Sometimes I feel like a poor, cowering little onion trying to hide her nakedness, as one layer after another is stripped away. But I know I'm not really naked, far from it, though it may feel that way at times. Just when I'm adjusting to one new layer of skin, another is exposed. I want to beat my little onion fists against the wall, begging the peeler to slow down and give me a break. And yet I know I thrive on the peeling back process as much as a plant thrives on pruning.

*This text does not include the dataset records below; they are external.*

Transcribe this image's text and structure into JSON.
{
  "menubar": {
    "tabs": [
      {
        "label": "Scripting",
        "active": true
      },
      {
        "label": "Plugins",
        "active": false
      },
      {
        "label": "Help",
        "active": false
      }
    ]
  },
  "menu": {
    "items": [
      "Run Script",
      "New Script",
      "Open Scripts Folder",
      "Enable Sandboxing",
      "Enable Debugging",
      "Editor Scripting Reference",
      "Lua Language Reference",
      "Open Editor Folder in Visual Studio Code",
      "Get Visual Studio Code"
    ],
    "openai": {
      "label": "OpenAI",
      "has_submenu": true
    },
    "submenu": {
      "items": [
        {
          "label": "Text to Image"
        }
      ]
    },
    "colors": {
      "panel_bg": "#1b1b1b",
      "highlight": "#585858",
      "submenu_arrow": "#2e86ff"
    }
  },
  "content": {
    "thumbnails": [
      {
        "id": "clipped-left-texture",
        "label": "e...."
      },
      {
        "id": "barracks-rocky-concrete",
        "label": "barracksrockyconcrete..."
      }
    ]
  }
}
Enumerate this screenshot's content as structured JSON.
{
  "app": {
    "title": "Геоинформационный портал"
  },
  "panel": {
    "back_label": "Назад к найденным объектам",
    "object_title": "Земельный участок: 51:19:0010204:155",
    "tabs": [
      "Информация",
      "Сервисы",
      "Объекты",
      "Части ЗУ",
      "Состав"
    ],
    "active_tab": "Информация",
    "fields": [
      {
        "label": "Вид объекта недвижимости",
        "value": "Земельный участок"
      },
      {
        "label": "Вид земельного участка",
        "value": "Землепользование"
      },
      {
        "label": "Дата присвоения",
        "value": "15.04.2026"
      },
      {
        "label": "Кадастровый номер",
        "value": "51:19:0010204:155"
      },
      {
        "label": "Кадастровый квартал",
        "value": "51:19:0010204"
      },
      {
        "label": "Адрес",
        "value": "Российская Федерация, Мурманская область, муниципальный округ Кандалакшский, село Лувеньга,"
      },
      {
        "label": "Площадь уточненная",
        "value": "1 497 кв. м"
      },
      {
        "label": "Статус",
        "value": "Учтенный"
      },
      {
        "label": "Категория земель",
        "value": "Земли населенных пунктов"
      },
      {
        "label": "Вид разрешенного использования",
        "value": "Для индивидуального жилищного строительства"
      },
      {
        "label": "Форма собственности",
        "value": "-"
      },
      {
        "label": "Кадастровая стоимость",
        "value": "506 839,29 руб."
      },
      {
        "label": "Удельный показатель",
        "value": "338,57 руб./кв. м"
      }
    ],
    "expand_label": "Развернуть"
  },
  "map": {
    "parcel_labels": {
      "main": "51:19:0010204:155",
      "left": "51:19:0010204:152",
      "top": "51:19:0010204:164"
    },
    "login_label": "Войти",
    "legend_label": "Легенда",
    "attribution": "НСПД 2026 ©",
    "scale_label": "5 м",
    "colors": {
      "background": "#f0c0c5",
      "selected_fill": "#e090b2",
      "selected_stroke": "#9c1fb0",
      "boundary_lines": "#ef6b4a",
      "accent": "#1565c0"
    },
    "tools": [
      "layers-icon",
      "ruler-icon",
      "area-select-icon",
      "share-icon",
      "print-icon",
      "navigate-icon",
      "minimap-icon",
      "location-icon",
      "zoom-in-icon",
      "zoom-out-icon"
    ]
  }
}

Love is a lot like an onion, too. To think we can peel it back and look at it in one fell swoop is laughable. Who can peel an onion like that? Surely not even Chuck Norris. Love has infinite layers of depth and dimension, and the sense of exposure at times is nothing more than adjusting to the vulnerability and maturity required of me in a new layer of love's onion. I can shrink back from it and clutch my layers against me, refusing to be peeled any further, this is true. But my love will be stunted, and I don't want that. I want to love deeper. I want to love further. I want to love wider. I want to love higher. And the only way to that ever-expanding capacity to love is through peeling.
My counselor suggested we need to learn how to love smarter, not harder. To do this requires a willingness to learn the love language of another, which is tricky, because no two languages are exactly the same. We can learn to be fluent, perhaps, in two or five or ten love languages, but it takes smarts. It takes courage. It takes tenacity. And it takes the humility of an onion.